The room here is larger than their own, with a bed made for six unsavory denizens and shaped without corners. A circle. At the major, it is stripped of any sheets or blankets, and instead leather shackles sit in wait. Being that Ted is twice the size of Logan, he effortlessly tosses him onto the bed, where three women grab his limbs and click him into shackles.
“Friends, I know this is the kind of place for this sort of fun, and in truth, on another night, I might be into this kind of enjoyments, but I’m really not up for—”
Before he’s able to finish, Ted covers his mouth with a slimy rubber ball that is wrapped in stretched leather and ties it to the back of Logan’s head. Logan squirms to escape but finds the effort hopeless. The woman from the hall kneels over Logan’s stomach, lifting off her sheer top and revealing a pair of modest round breasts. She leans over him, placing her chest on his, and licks his face before staring at him inches from his eyes. “You ready for a night to remember?”
Unseen, but felt, Ted and other women begin to rip and tear off the remaining clothes of the woman sitting atop Logan, who squeals and grins with a sexual ease and hunger. She
gently nibbles on Logan’s nose. It’s not long before Logan can feel the hard, wet hands of Ted reaching for his belt, the others giggling and clapping.
“What kind of happiness are you packing today, boy?”
On the road, Logan liked to get into trouble. Usually, on the long, monotonous Rail through Misipit and Renant before entering Organsia, there would be a lady or more he would have a fling with. One year, it seemed there might be something more, but this certain brunette disappeared late one chilly night, and Logan remembered that he never caught her curam.
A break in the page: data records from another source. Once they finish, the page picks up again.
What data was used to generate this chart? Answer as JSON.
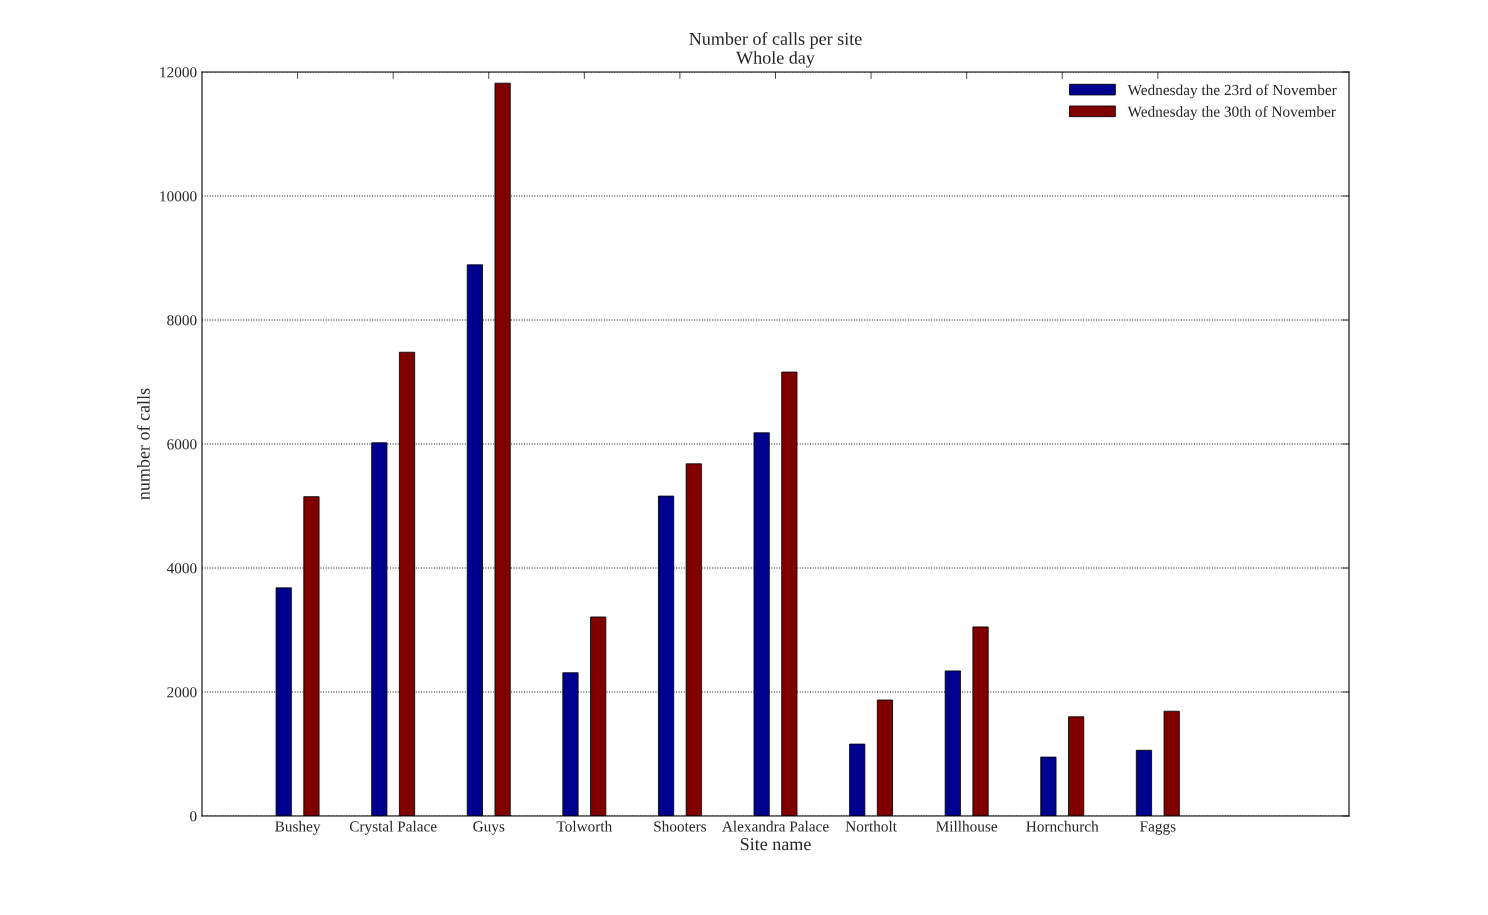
{
  "chart_data": {
    "type": "bar",
    "title": "Number of calls per site\nWhole day",
    "xlabel": "Site name",
    "ylabel": "number of calls",
    "categories": [
      "Bushey",
      "Crystal Palace",
      "Guys",
      "Tolworth",
      "Shooters",
      "Alexandra Palace",
      "Northolt",
      "Millhouse",
      "Hornchurch",
      "Faggs"
    ],
    "series": [
      {
        "name": "Wednesday the 23rd of November",
        "color": "#00008f",
        "values": [
          3680,
          6020,
          8890,
          2310,
          5160,
          6180,
          1160,
          2340,
          950,
          1060
        ]
      },
      {
        "name": "Wednesday the 30th of November",
        "color": "#800000",
        "values": [
          5150,
          7480,
          11820,
          3210,
          5680,
          7160,
          1870,
          3050,
          1600,
          1690
        ]
      }
    ],
    "ylim": [
      0,
      12000
    ],
    "yticks": [
      0,
      2000,
      4000,
      6000,
      8000,
      10000,
      12000
    ],
    "grid": "y",
    "legend": "top right"
  }
}
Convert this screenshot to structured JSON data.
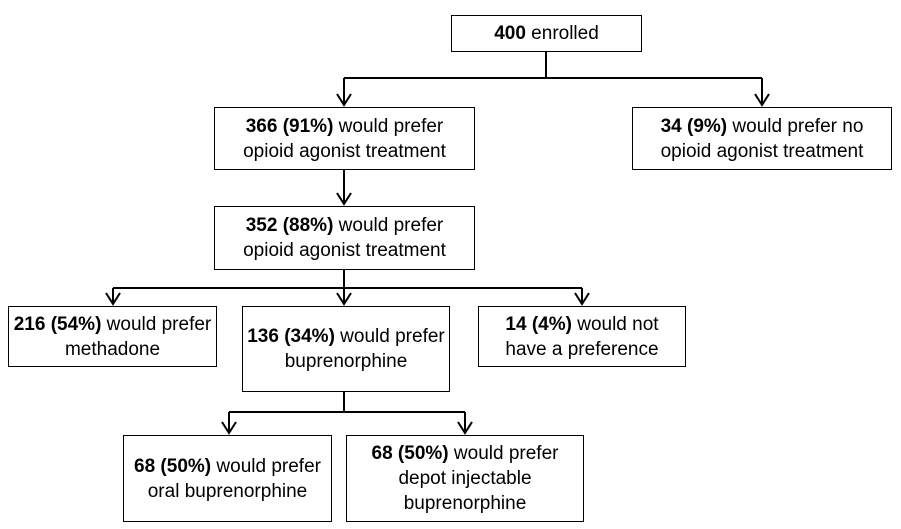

Lying tied to the bed with a woman hanging over him is not the sort of scene he hasn’t been in or slipped solo about at times—but it is telling at this minor that his thoughts go straight to Sanet. He is drawn to her for an unknown reason. Drawn to her like mud on white. Something about her feels right. There are hints of maternity in her. Signs of a family. As much as she is handsome and a good slip, she is also . . . strong. And protective. What she feels, what she wants, are important.
“You must be ready to move, boy.”
The woman grins as he feels the grip of Ted’s hand over his swollen cock, guiding it into the woman. As they meet, she leans back and calls out in a long, hoarse moan. Logan closes his own eyes, yanking on the leather strips holding him tight to the bed. The other women in the room rub and massage his legs and arms as the entire scene evolves into sensory overload.
“Strop poleeth,” Logan says through the gag, his eyes closed. The leather straps press into his flesh, their edges like knives cutting into his skin.